Excellent commentaire d’une résidente du Plateau Mont-Royal, constatant les déchets qui jonchaient le sol du parc Jeanne-Mance, suite au rassemblement monstre de la veille : « Ç’a, c’est beaucoup de jeunes qui manifestent contre les changements climatiques, mais qui sont incapables de ramasser leurs propres vidanges. Ça me dégoute, ce n’est pas à nous de subir ça ». Très juste !

RAISON SOCIALE ANGLAISE

Alors que j’attendais pour recevoir ma deuxième dose d’AstraZeneca hier au Quartier Dix30, je regardais les enseignes commerciales pour voir si le français était prédominant dans l’affichage. Eh bien non !

Dans cette section de l’immense complexe commercial, j’en ai trouvé trois, et sans me forcer; Breakout, Joe Fresh et Jack Baloons, et il y en a d’autres, beaucoup d’autres. Le projet de loi 96 dit vouloir corriger cette situation… je l’espère bien.

ET SI LES CANADIENS CAUSAIENT LA SURPRISE ?

Je dois l’avouer, après la quatrième partie dans la série Toronto-Montréal, je ne donnais pas cher de la peau de nos Glorieux. Je ruminais mon article à en devenir sur le manque de fierté des joueurs de porter la sainte flanelle bleu-blanc-rouge.

Son manque d’effort, l’inaction des vétérans, la fougue absente des jeunes joueurs, sans oublier la direction de l’équipe. J’étais de ceux qui voulait des changements majeurs « en haut », et la possibilité de se débarrasser du bois mort, lors de la sélection du Kraken de Seattle dans quelques semaines.

Mais là, tout a changé. En quelques heures, ils ont repris vie, et les voilà, disputer ce soir une rencontre ultime contre la puissante machine offensive que sont les Maple Leafs. Espérons que le miracle se produira. Et Price qui est revenu dans mes bonnes grâces… Peu importe l’issue de cette partie, ils auront finalement tout donné dans ce surprenant retour.

L’horreur israélo-palestinienne

On le voit tous les jours à travers les différents médias. Une population civile qui fait les frais d’une guerre qui dure, dure et perdure.

Victimes de bombardements sauvages, des familles sont décimées, des immeubles totalement détruits. L’horreur dans ce qu’elle a de pire.

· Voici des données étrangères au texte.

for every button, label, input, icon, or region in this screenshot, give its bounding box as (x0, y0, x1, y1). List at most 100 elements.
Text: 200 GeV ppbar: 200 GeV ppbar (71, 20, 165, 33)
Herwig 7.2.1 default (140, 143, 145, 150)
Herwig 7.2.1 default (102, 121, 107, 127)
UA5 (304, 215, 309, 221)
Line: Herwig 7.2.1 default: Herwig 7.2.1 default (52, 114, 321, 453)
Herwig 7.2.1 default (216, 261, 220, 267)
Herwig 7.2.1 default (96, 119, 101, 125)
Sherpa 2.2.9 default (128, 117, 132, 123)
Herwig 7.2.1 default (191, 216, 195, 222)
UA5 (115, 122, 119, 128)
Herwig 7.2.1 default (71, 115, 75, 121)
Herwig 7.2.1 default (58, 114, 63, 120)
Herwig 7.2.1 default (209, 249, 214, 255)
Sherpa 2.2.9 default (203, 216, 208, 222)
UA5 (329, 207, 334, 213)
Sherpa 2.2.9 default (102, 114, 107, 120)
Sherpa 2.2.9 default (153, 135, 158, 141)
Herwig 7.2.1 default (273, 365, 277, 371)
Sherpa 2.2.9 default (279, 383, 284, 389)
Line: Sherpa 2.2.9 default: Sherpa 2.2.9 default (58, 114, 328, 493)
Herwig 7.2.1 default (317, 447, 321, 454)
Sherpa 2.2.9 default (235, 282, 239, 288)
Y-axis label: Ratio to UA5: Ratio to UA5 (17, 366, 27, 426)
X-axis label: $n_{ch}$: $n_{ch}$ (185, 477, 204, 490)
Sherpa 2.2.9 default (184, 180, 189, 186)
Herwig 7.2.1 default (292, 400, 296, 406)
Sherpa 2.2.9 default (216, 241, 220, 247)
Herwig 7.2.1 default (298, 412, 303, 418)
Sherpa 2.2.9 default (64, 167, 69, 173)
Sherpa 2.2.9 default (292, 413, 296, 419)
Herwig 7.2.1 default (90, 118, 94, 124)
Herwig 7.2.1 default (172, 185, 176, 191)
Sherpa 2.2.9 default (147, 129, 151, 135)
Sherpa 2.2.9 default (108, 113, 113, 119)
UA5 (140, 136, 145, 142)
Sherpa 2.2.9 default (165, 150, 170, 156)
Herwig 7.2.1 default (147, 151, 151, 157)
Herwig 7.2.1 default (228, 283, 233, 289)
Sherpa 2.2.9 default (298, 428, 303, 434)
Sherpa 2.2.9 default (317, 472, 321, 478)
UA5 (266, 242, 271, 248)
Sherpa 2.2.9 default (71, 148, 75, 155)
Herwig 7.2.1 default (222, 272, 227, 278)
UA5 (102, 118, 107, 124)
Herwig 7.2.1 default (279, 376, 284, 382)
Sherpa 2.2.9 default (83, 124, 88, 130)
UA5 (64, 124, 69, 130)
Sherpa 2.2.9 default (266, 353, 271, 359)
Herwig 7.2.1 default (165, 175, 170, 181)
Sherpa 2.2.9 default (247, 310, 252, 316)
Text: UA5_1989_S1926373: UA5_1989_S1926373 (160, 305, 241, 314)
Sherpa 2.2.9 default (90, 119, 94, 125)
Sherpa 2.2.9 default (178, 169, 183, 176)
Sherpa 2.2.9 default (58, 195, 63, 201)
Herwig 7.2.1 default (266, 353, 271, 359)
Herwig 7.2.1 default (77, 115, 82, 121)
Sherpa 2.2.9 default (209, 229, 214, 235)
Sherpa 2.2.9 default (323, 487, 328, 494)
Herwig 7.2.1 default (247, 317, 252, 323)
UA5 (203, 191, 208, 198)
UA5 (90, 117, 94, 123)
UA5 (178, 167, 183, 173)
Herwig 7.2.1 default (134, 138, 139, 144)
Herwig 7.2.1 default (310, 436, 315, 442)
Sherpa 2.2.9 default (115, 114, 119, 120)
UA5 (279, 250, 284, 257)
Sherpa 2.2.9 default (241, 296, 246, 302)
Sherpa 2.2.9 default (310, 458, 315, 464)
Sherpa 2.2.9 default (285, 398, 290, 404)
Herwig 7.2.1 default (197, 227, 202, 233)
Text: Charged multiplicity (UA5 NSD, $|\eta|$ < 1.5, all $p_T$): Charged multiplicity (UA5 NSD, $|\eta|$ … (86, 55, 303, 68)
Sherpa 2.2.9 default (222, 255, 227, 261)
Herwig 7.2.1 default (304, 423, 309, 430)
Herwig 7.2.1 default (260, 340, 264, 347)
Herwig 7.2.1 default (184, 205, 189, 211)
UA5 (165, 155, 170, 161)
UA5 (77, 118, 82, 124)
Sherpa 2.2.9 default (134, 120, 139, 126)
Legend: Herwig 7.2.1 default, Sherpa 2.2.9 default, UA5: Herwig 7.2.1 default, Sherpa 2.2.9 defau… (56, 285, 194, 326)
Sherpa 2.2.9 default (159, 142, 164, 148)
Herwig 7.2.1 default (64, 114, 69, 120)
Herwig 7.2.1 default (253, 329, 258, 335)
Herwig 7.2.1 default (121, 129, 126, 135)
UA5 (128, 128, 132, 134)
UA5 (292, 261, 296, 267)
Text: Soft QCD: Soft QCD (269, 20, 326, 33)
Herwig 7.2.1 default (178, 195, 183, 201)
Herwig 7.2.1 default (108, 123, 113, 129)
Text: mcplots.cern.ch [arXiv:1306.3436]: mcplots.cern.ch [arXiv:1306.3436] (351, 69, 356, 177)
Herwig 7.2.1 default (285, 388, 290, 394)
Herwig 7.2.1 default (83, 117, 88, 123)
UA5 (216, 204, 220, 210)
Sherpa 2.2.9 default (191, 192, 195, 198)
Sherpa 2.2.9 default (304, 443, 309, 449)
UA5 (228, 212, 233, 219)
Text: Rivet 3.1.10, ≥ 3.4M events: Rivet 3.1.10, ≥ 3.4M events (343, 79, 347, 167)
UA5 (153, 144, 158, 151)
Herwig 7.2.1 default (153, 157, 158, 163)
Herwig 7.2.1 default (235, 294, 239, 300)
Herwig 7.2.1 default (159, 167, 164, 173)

Anne-Caroline Desplanques signait un article dans le Journal de Montréal de mardi dernier très évocateur de ce que vivent les familles en décrivant le portrait d’une d’entre elles; deux enfants en bas âge et les parents. Privés d’électricité et de choses indispensables, ils vivent une crainte de tous les instants.

Je vous propose cet article en vous demandant ce que vous feriez dans un tel contexte ? Depuis 15 mois, nous vivons une pandémie avec des consignes qui ne se comparent pas d’un iota à ce que ces gens vivent. On se plaint de ne pas assouvir son petit nombril et de ne pouvoir socialiser. On enfreint les consignes comme des petits lapins gâtés, pourris.

Pour un instant, mettons-nous dans leurs souliers. On ne tiendrait pas 10 minutes.


UNE FAMILLE DE GAZA TRAUMATISÉE

Photo : Journal de Montréal

Le Journal s’est entretenu avec le groupe de quatre, qui a peu dormi depuis cette guerre israélo-palestinienne.

Les bombes ont cessé de tomber sur Gaza et Israël, à la faveur d’un cessez-le-feu entre l’État hébreu et le groupe armé palestinien Hamas. Mais cette quatrième guerre israélo-palestinienne a profondément traumatisé une famille palestinienne qui s’est confiée au Journal.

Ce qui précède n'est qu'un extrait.